So kann ich sagen, dass die Arag eine sehr große, gut organisierte Gesellschaft ist, die in Folge ihrer Größe auch viele Möglichkeiten und gute Kontakte besitzt.

Vieles was für kleinere oder neuere Anbieter ein Problem sein könnte ist für die Arag und ihre Leute nur eine einfache, alltägliche Routinesache.

Andererseits muss ich die ARAG, genau wie ich es bei einem anderen Anbieter täte, in Schutz nehmen gegen unberechtigte Angriffe.
Eigentlich sollte in der heutigen Zeit, wo jeder Teilbereich des Rechtsschutzes seine eigene Absicherung hat, jedem mündigen Bürger klar sein, dass das, was er nicht versichert hat auch nicht versichert sein kann.

Aus dieser allgemeinen Grundregel ergeben sich nicht zuletzt die verschiedenen Beitragssätze, - er denen mehr zahlt, der bekommt von denen auch mehr Rechtsschutz.

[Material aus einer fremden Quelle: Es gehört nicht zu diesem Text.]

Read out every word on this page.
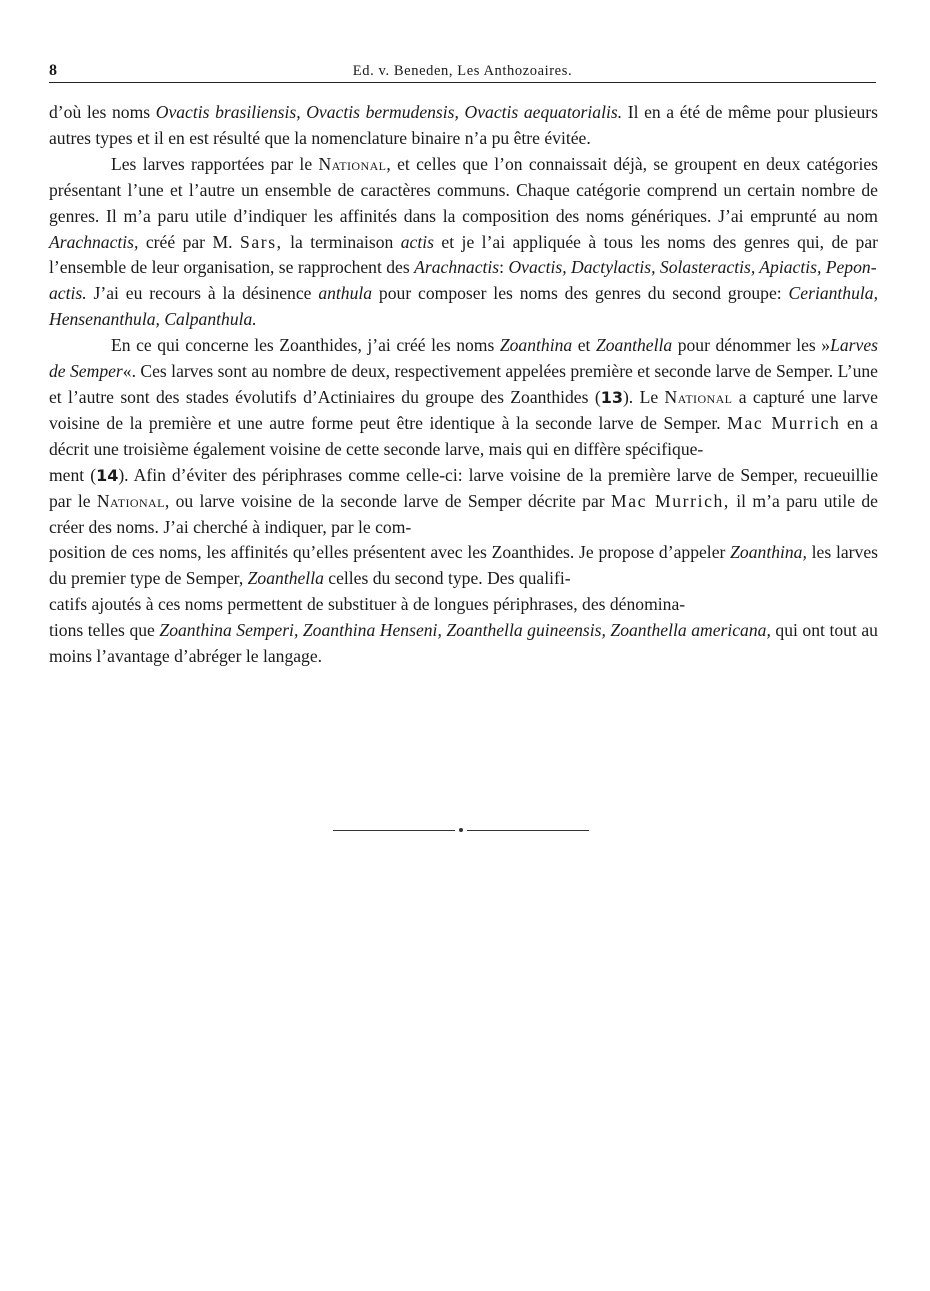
8	Ed. v. Beneden, Les Anthozoaires.

d’où les noms Ovactis brasiliensis, Ovactis bermudensis, Ovactis aequatorialis. Il en a été de même pour plusieurs autres types et il en est résulté que la nomenclature binaire n’a pu être évitée.

Les larves rapportées par le National, et celles que l’on connaissait déjà, se groupent en deux catégories présentant l’une et l’autre un ensemble de caractères communs. Chaque catégorie comprend un certain nombre de genres. Il m’a paru utile d’indiquer les affinités dans la composition des noms génériques. J’ai emprunté au nom Arachnactis, créé par M. Sars, la terminaison actis et je l’ai appliquée à tous les noms des genres qui, de par l’ensemble de leur organisation, se rapprochent des Arachnactis: Ovactis, Dactylactis, Solasteractis, Apiactis, Pepon-
actis. J’ai eu recours à la désinence anthula pour composer les noms des genres du second groupe: Cerianthula, Hensenanthula, Calpanthula.

En ce qui concerne les Zoanthides, j’ai créé les noms Zoanthina et Zoanthella pour dénommer les »Larves de Semper«. Ces larves sont au nombre de deux, respectivement appelées première et seconde larve de Semper. L’une et l’autre sont des stades évolutifs d’Actiniaires du groupe des Zoanthides (13). Le National a capturé une larve voisine de la première et une autre forme peut être identique à la seconde larve de Semper. Mac Murrich en a décrit une troisième également voisine de cette seconde larve, mais qui en diffère spécifique-
ment (14). Afin d’éviter des périphrases comme celle-ci: larve voisine de la première larve de Semper, recueuillie par le National, ou larve voisine de la seconde larve de Semper décrite par Mac Murrich, il m’a paru utile de créer des noms. J’ai cherché à indiquer, par le com-
position de ces noms, les affinités qu’elles présentent avec les Zoanthides. Je propose d’appeler Zoanthina, les larves du premier type de Semper, Zoanthella celles du second type. Des qualifi-
catifs ajoutés à ces noms permettent de substituer à de longues périphrases, des dénomina-
tions telles que Zoanthina Semperi, Zoanthina Henseni, Zoanthella guineensis, Zoanthella americana, qui ont tout au moins l’avantage d’abréger le langage.
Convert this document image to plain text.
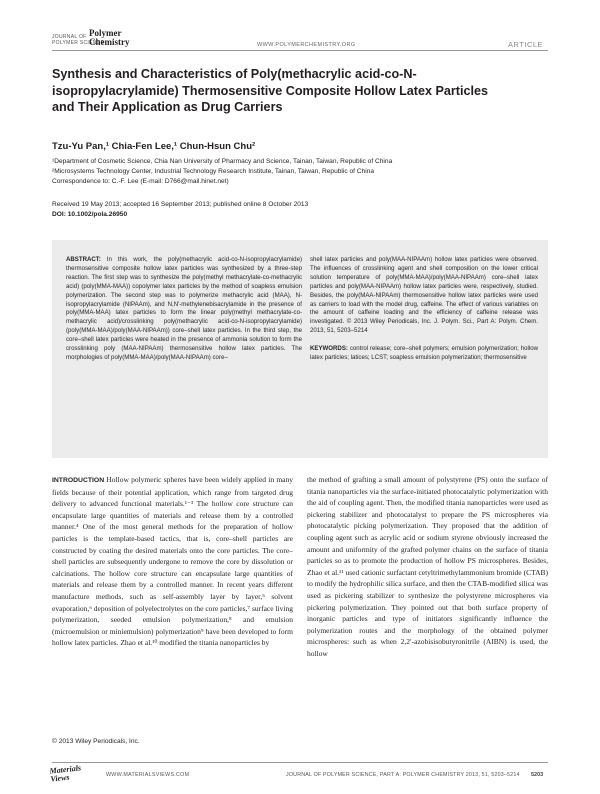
JOURNAL OF
POLYMER SCIENCE
Polymer
Chemistry	WWW.POLYMERCHEMISTRY.ORG	ARTICLE
Synthesis and Characteristics of Poly(methacrylic acid-co-N-isopropylacrylamide) Thermosensitive Composite Hollow Latex Particles and Their Application as Drug Carriers
Tzu-Yu Pan,¹ Chia-Fen Lee,¹ Chun-Hsun Chu²
¹Department of Cosmetic Science, Chia Nan University of Pharmacy and Science, Tainan, Taiwan, Republic of China
²Microsystems Technology Center, Industrial Technology Research Institute, Tainan, Taiwan, Republic of China
Correspondence to: C.-F. Lee (E-mail: D766@mail.hinet.net)
Received 19 May 2013; accepted 16 September 2013; published online 8 October 2013
DOI: 10.1002/pola.26950
ABSTRACT: In this work, the poly(methacrylic acid-co-N-isopropylacrylamide) thermosensitive composite hollow latex particles was synthesized by a three-step reaction. The first step was to synthesize the poly(methyl methacrylate-co-methacrylic acid) (poly(MMA-MAA)) copolymer latex particles by the method of soapless emulsion polymerization. The second step was to polymerize methacrylic acid (MAA), N-isopropylacrylamide (NIPAAm), and N,N′-methylenebisacrylamide in the presence of poly(MMA-MAA) latex particles to form the linear poly(methyl methacrylate-co-methacrylic acid)/crosslinking poly(methacrylic acid-co-N-isopropylacrylamide) (poly(MMA-MAA)/poly(MAA-NIPAAm)) core–shell latex particles. In the third step, the core–shell latex particles were heated in the presence of ammonia solution to form the crosslinking poly (MAA-NIPAAm) thermosensitive hollow latex particles. The morphologies of poly(MMA-MAA)/poly(MAA-NIPAAm) core–
shell latex particles and poly(MAA-NIPAAm) hollow latex particles were observed. The influences of crosslinking agent and shell composition on the lower critical solution temperature of poly(MMA-MAA)/poly(MAA-NIPAAm) core–shell latex particles and poly(MAA-NIPAAm) hollow latex particles were, respectively, studied. Besides, the poly(MAA-NIPAAm) thermosensitive hollow latex particles were used as carriers to load with the model drug, caffeine. The effect of various variables on the amount of caffeine loading and the efficiency of caffeine release was investigated. © 2013 Wiley Periodicals, Inc. J. Polym. Sci., Part A: Polym. Chem. 2013, 51, 5203–5214
KEYWORDS: control release; core–shell polymers; emulsion polymerization; hollow latex particles; latices; LCST; soapless emulsion polymerization; thermosensitive
INTRODUCTION Hollow polymeric spheres have been widely applied in many fields because of their potential application, which range from targeted drug delivery to advanced functional materials.¹⁻³ The hollow core structure can encapsulate large quantities of materials and release them by a controlled manner.⁴ One of the most general methods for the preparation of hollow particles is the template-based tactics, that is, core–shell particles are constructed by coating the desired materials onto the core particles. The core–shell particles are subsequently undergone to remove the core by dissolution or calcinations. The hollow core structure can encapsulate large quantities of materials and release them by a controlled manner. In recent years different manufacture methods, such as self-assembly layer by layer,⁵ solvent evaporation,⁶ deposition of polyelectrolytes on the core particles,⁷ surface living polymerization, seeded emulsion polymerization,⁸ and emulsion (microemulsion or miniemulsion) polymerization⁹ have been developed to form hollow latex particles. Zhao et al.¹⁰ modified the titania nanoparticles by
the method of grafting a small amount of polystyrene (PS) onto the surface of titania nanoparticles via the surface-initiated photocatalytic polymerization with the aid of coupling agent. Then, the modified titania nanoparticles were used as pickering stabilizer and photocatalyst to prepare the PS microspheres via photocatalytic picking polymerization. They proposed that the addition of coupling agent such as acrylic acid or sodium styrene obviously increased the amount and uniformity of the grafted polymer chains on the surface of titania particles so as to promote the production of hollow PS microspheres. Besides, Zhao et al.¹¹ used cationic surfactant cetyltrimethylammonium bromide (CTAB) to modify the hydrophilic silica surface, and then the CTAB-modified silica was used as pickering stabilizer to synthesize the polystyrene microspheres via pickering polymerization. They pointed out that both surface property of inorganic particles and type of initiators significantly influence the polymerization routes and the morphology of the obtained polymer microspheres: such as when 2,2′-azobisisobutyronitrile (AIBN) is used, the hollow
© 2013 Wiley Periodicals, Inc.
Materials
Views	WWW.MATERIALSVIEWS.COM	JOURNAL OF POLYMER SCIENCE, PART A: POLYMER CHEMISTRY 2013, 51, 5203–5214 5203
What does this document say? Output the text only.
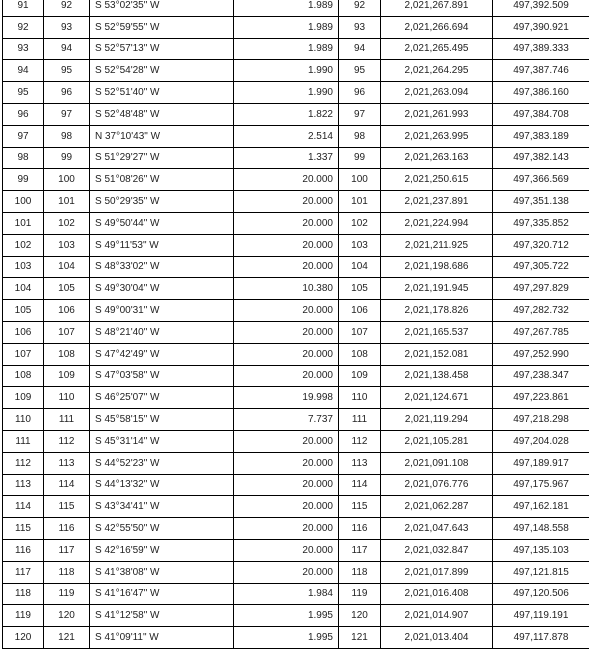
91	92	S 53°02'35" W	1.989	92	2,021,267.891	497,392.509
92	93	S 52°59'55" W	1.989	93	2,021,266.694	497,390.921
93	94	S 52°57'13" W	1.989	94	2,021,265.495	497,389.333
94	95	S 52°54'28" W	1.990	95	2,021,264.295	497,387.746
95	96	S 52°51'40" W	1.990	96	2,021,263.094	497,386.160
96	97	S 52°48'48" W	1.822	97	2,021,261.993	497,384.708
97	98	N 37°10'43" W	2.514	98	2,021,263.995	497,383.189
98	99	S 51°29'27" W	1.337	99	2,021,263.163	497,382.143
99	100	S 51°08'26" W	20.000	100	2,021,250.615	497,366.569
100	101	S 50°29'35" W	20.000	101	2,021,237.891	497,351.138
101	102	S 49°50'44" W	20.000	102	2,021,224.994	497,335.852
102	103	S 49°11'53" W	20.000	103	2,021,211.925	497,320.712
103	104	S 48°33'02" W	20.000	104	2,021,198.686	497,305.722
104	105	S 49°30'04" W	10.380	105	2,021,191.945	497,297.829
105	106	S 49°00'31" W	20.000	106	2,021,178.826	497,282.732
106	107	S 48°21'40" W	20.000	107	2,021,165.537	497,267.785
107	108	S 47°42'49" W	20.000	108	2,021,152.081	497,252.990
108	109	S 47°03'58" W	20.000	109	2,021,138.458	497,238.347
109	110	S 46°25'07" W	19.998	110	2,021,124.671	497,223.861
110	111	S 45°58'15" W	7.737	111	2,021,119.294	497,218.298
111	112	S 45°31'14" W	20.000	112	2,021,105.281	497,204.028
112	113	S 44°52'23" W	20.000	113	2,021,091.108	497,189.917
113	114	S 44°13'32" W	20.000	114	2,021,076.776	497,175.967
114	115	S 43°34'41" W	20.000	115	2,021,062.287	497,162.181
115	116	S 42°55'50" W	20.000	116	2,021,047.643	497,148.558
116	117	S 42°16'59" W	20.000	117	2,021,032.847	497,135.103
117	118	S 41°38'08" W	20.000	118	2,021,017.899	497,121.815
118	119	S 41°16'47" W	1.984	119	2,021,016.408	497,120.506
119	120	S 41°12'58" W	1.995	120	2,021,014.907	497,119.191
120	121	S 41°09'11" W	1.995	121	2,021,013.404	497,117.878
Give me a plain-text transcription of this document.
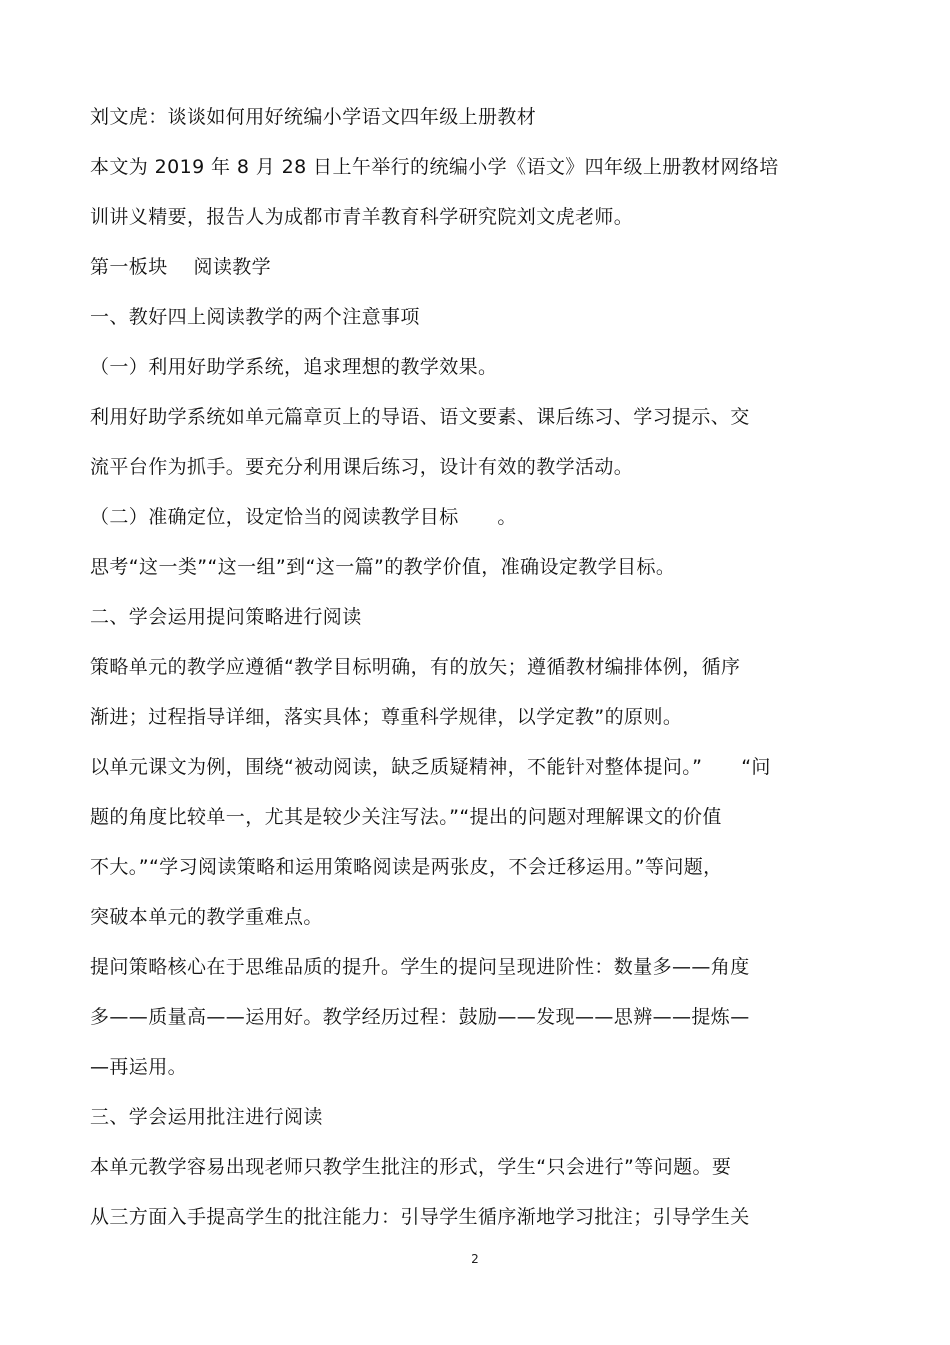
刘文虎：谈谈如何用好统编小学语文四年级上册教材
本文为 2019 年 8 月 28 日上午举行的统编小学《语文》四年级上册教材网络培
训讲义精要，报告人为成都市青羊教育科学研究院刘文虎老师。
第一板块　 阅读教学
一、教好四上阅读教学的两个注意事项
（一）利用好助学系统，追求理想的教学效果。
利用好助学系统如单元篇章页上的导语、语文要素、课后练习、学习提示、交
流平台作为抓手。要充分利用课后练习，设计有效的教学活动。
（二）准确定位，设定恰当的阅读教学目标　　。
思考“这一类”“这一组”到“这一篇”的教学价值，准确设定教学目标。
二、学会运用提问策略进行阅读
策略单元的教学应遵循“教学目标明确，有的放矢；遵循教材编排体例，循序
渐进；过程指导详细，落实具体；尊重科学规律，以学定教”的原则。
以单元课文为例，围绕“被动阅读，缺乏质疑精神，不能针对整体提问。”　　“问
题的角度比较单一，尤其是较少关注写法。”“提出的问题对理解课文的价值
不大。”“学习阅读策略和运用策略阅读是两张皮，不会迁移运用。”等问题，
突破本单元的教学重难点。
提问策略核心在于思维品质的提升。学生的提问呈现进阶性：数量多——角度
多——质量高——运用好。教学经历过程：鼓励——发现——思辨——提炼—
—再运用。
三、学会运用批注进行阅读
本单元教学容易出现老师只教学生批注的形式，学生“只会进行”等问题。要
从三方面入手提高学生的批注能力：引导学生循序渐地学习批注；引导学生关
2
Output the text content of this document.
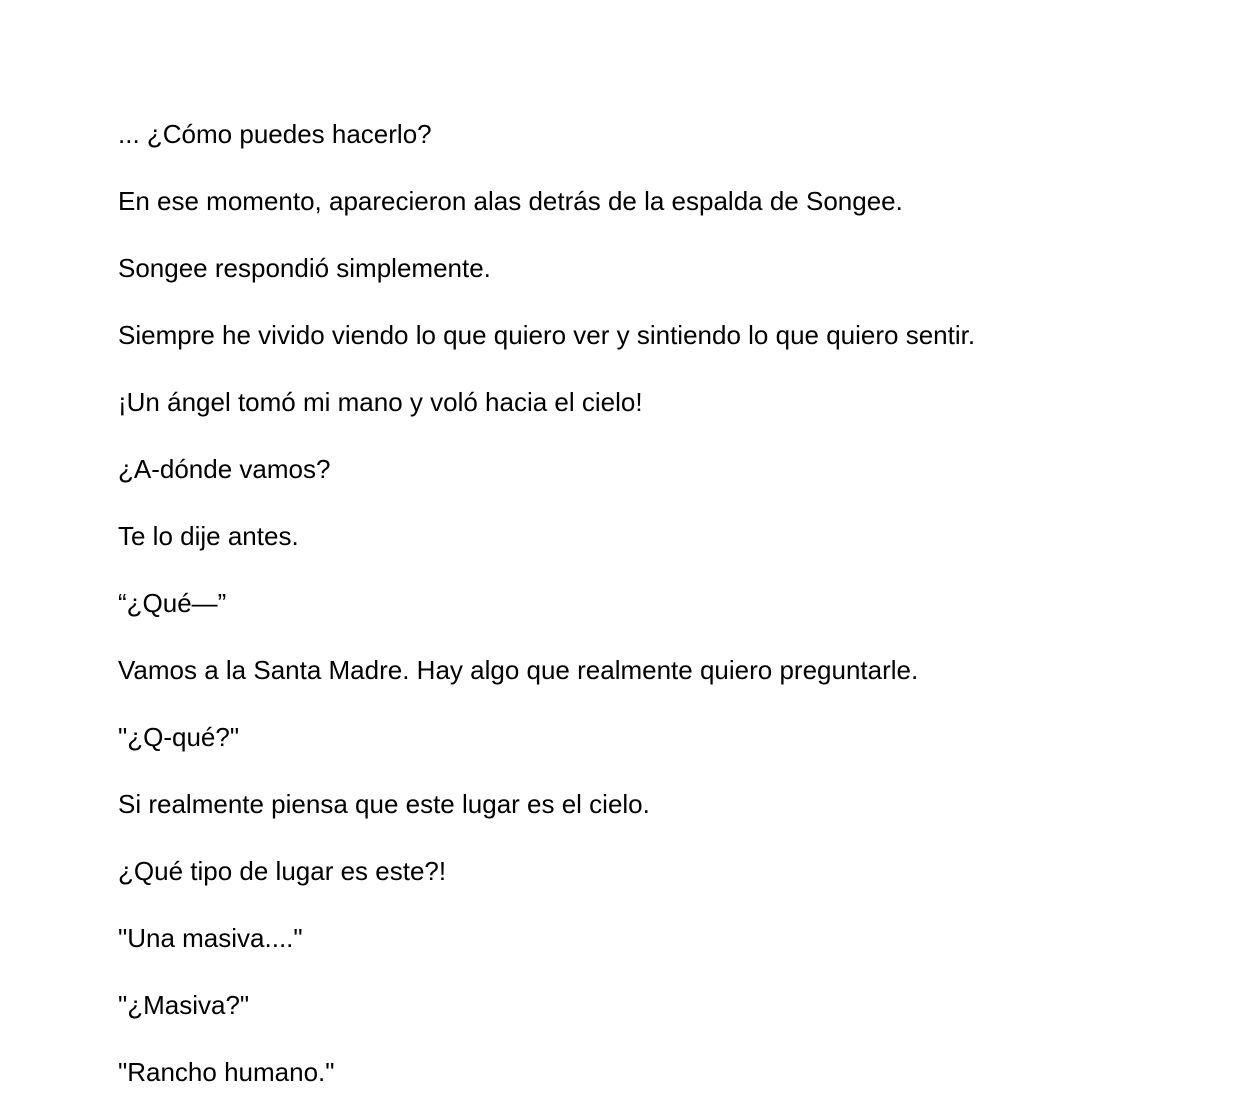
... ¿Cómo puedes hacerlo?

En ese momento, aparecieron alas detrás de la espalda de Songee.

Songee respondió simplemente.

Siempre he vivido viendo lo que quiero ver y sintiendo lo que quiero sentir.

¡Un ángel tomó mi mano y voló hacia el cielo!

¿A-dónde vamos?

Te lo dije antes.

“¿Qué—”

Vamos a la Santa Madre. Hay algo que realmente quiero preguntarle.

"¿Q-qué?"

Si realmente piensa que este lugar es el cielo.

¿Qué tipo de lugar es este?!

"Una masiva...."

"¿Masiva?"

"Rancho humano."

Warum sollte die Allgemeinheit die keine Eigentumswohnung kaufen kann die Risiken für diejenigen mittragen, die sich mal eben 3 oder 4 solche leisten können?

Teure Verfahren besonderer Natur, wie z.B. die Scheidungen und die Scheidungsfolgesachen könne da keine Ausnahme bilden, - da war übrigens schon immer eine „erste allgemeine Beratung in Ehesachen“ eingeschlossen, - die ist auch für den Rechtsschutzversicherer noch kalkulierbar, oder man denke an das Arbeitsrecht, da kann das Verfahren doch recht viel kosten, und, egal ob man im Recht war oder nicht, die Kosten für das Verfahren bekommt man nicht erstattet, - und die können locker höher liegen als der Gesamte Streitwert um den es ging. Und wie ist das bei Mietsachen, da geht es ebenfalls gleich um einige Tausender, womit sollte die Rechtsschutzversicherung das nur mal eben nebenbei abdecken? Dann müssten die Beiträge für alle eben schnell um 20, 30 oder 50 % weiter angehoben werden.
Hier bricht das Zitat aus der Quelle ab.